VL.PythonNET and AI worflows like StreamDiffusion in vvvv gamma

tonfilm · April 26, 2024, 11:29am

Hello vvvv community,

I’ve been working on integrating Python into vvvv to leverage the explosion of AI and GenAI projects out there. These mind-blowing Python-based GitHub repositories are popping up day by day. It’s about transforming these repositories from neat, standalone proofs of concept into interactive, usable components within the vvvv ecosystem.

VL.PythonNET

The heart of this development is embedding the Python runtime within a vvvv process, allowing for direct interaction with Python code. This enables the use of libraries, such as PyTorch, TensorFlow, HuggingFace transformers, as well as the the usual suspects like NumPy and Pandas, natively in the vvvv environment.

StreamDiffusion

As a first example, I’ve applied this to StreamDiffusion. After a lot of optimization work, we now have what I believe to be the fastest implementation available. Additionally, by achieving direct texture input and output, latency is reduced further as the data never leaves the GPU, creating a truly interactive experience.
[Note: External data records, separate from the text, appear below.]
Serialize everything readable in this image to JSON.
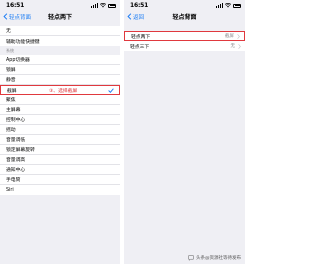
{
  "left_screen": {
    "time": "16:51",
    "back_label": "轻点背面",
    "title": "轻点两下",
    "group1": [
      "无",
      "辅助功能快捷键"
    ],
    "section_header": "系统",
    "system_items": [
      {
        "label": "App切换器",
        "selected": false
      },
      {
        "label": "锁屏",
        "selected": false
      },
      {
        "label": "静音",
        "selected": false
      },
      {
        "label": "截屏",
        "selected": true,
        "annotation": "③、选择截屏"
      },
      {
        "label": "聚焦",
        "selected": false
      },
      {
        "label": "主屏幕",
        "selected": false
      },
      {
        "label": "控制中心",
        "selected": false
      },
      {
        "label": "摇动",
        "selected": false
      },
      {
        "label": "音量调低",
        "selected": false
      },
      {
        "label": "锁定屏幕旋转",
        "selected": false
      },
      {
        "label": "音量调高",
        "selected": false
      },
      {
        "label": "通知中心",
        "selected": false
      },
      {
        "label": "手电筒",
        "selected": false
      },
      {
        "label": "Siri",
        "selected": false
      }
    ]
  },
  "right_screen": {
    "time": "16:51",
    "back_label": "返回",
    "title": "轻点背面",
    "rows": [
      {
        "label": "轻点两下",
        "value": "截屏",
        "highlighted": true
      },
      {
        "label": "轻点三下",
        "value": "无",
        "highlighted": false
      }
    ]
  },
  "watermark": {
    "text": "头条@资源社等待发布",
    "icon": "speech-bubble-icon"
  },
  "colors": {
    "accent_blue": "#1a7cf5",
    "annotation_red": "#e0393e",
    "background_gray": "#efeff4"
  }
}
Current Status and Early Access

This isn’t quite ready for prime time; the setup for StreamDiffusion with Cuda and TensorRT acceleration is complex, and I want to improve on that. But I’ve started a super early access program for those who can contribute to its development. A donation to support this project will get you early access, my support in setting it up, and a mention on the forthcoming project website.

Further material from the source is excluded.